Пир во всех княжьих теремах, на Горе и против Софии, гудел три дня. Отзвуки его проникали даже в темную яму под срубом на заднем дворе, с одним щелястым окошком и глухо заколоченной дверцей.
— Пирует князь, — в десятый или двадцатый раз вздыхал Душило. — Тарасий… Слышь, Тарасий?.. Да ты где, отче?
— Здесь я, где мне еще быть, — смиренно, в молитвенном настрое отвечал иерей.
Когда поп Тарасий прибежал на Подол, прознал там, что храбра уволокли дружинники. Он бросился на Гору и не успокоился, пока не сыскал место его заточения. Затем вновь встревожился. Душило не отвечал, а злорадные кмети на княжьем дворе рассказали, что бросили его в поруб прямо так, с торчащими в тулове стрелами.
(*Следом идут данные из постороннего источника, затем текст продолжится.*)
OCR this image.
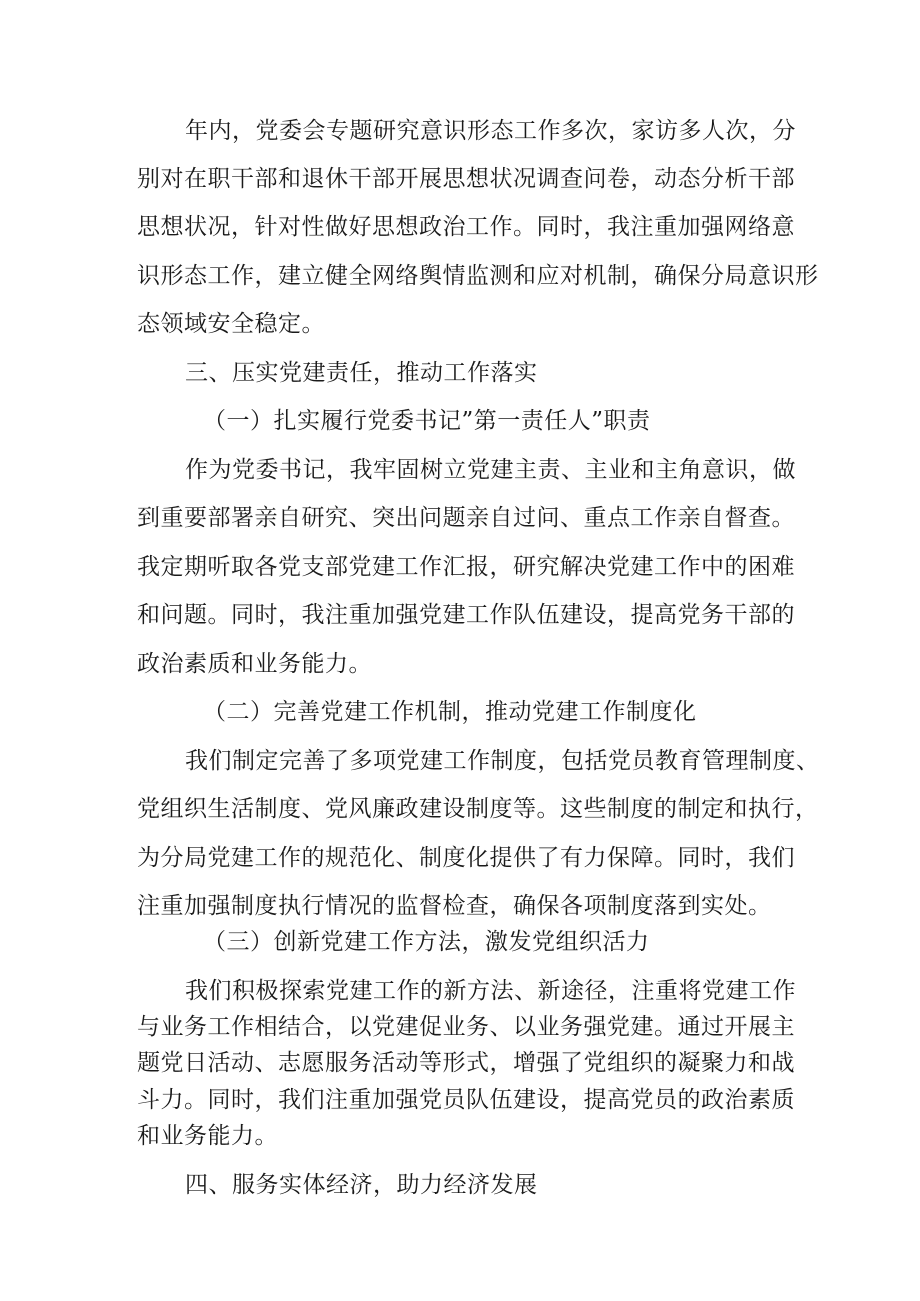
年内，党委会专题研究意识形态工作多次，家访多人次，分
别对在职干部和退休干部开展思想状况调查问卷，动态分析干部
思想状况，针对性做好思想政治工作。同时，我注重加强网络意
识形态工作，建立健全网络舆情监测和应对机制，确保分局意识形
态领域安全稳定。
三、压实党建责任，推动工作落实
（一）扎实履行党委书记”第一责任人”职责
作为党委书记，我牢固树立党建主责、主业和主角意识，做
到重要部署亲自研究、突出问题亲自过问、重点工作亲自督查。
我定期听取各党支部党建工作汇报，研究解决党建工作中的困难
和问题。同时，我注重加强党建工作队伍建设，提高党务干部的
政治素质和业务能力。
（二）完善党建工作机制，推动党建工作制度化
我们制定完善了多项党建工作制度，包括党员教育管理制度、
党组织生活制度、党风廉政建设制度等。这些制度的制定和执行，
为分局党建工作的规范化、制度化提供了有力保障。同时，我们
注重加强制度执行情况的监督检查，确保各项制度落到实处。
（三）创新党建工作方法，激发党组织活力
我们积极探索党建工作的新方法、新途径，注重将党建工作
与业务工作相结合，以党建促业务、以业务强党建。通过开展主
题党日活动、志愿服务活动等形式，增强了党组织的凝聚力和战
斗力。同时，我们注重加强党员队伍建设，提高党员的政治素质
和业务能力。
四、服务实体经济，助力经济发展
Тарасий ненадолго ушел, потом вернулся с сумой через плечо и попросил заточить его в тот же поруб. Кмети охотно исполнили просьбу.
В суме оказались кремень и огниво, малая церковная лампадка, много ветоши и сосуд с целебной мазью. Тарасий ловко извлек наконечники стрел из плоти храбра, прижег раны накаленным в пламени железным огнивом, смазал и крепко перевязал. Рог на лбу трогать не стал — невелик ущерб голове. Душило пошел на поправку и стал укорять Тарасия в недогадливости:
— Если б ты принес в своей суме маленького бычка… Что толку, что ты меня вылечил? Мы же околеем тут с голоду.
Кормили их хуже некуда.
— Как думаешь, Тарасий, станет Изяслав ублажать ляхов?
— Чего ж не станет? Они его друзья, а их князь ему родич.
— Ну, значит, плохо дело.
Снаружи раздались голоса. Душило прислушался.
— Никак сюда идут?
Застучали топоры, отдирая заколоченную дверь поруба. Напоследок сильно хряснуло, грохнуло, и дверь отвалилась. В ослепившем обоих просвете обозначилась голова.
— Эй, Душило! Ты живой тут еще?
— Князь!!! — радостно взревел храбр.
Князь сморщился и поковырял в ухе.
— Гляди, Тарасий, сам Изяслав Ярославич пришел меня освобождать. Знать, не забыл!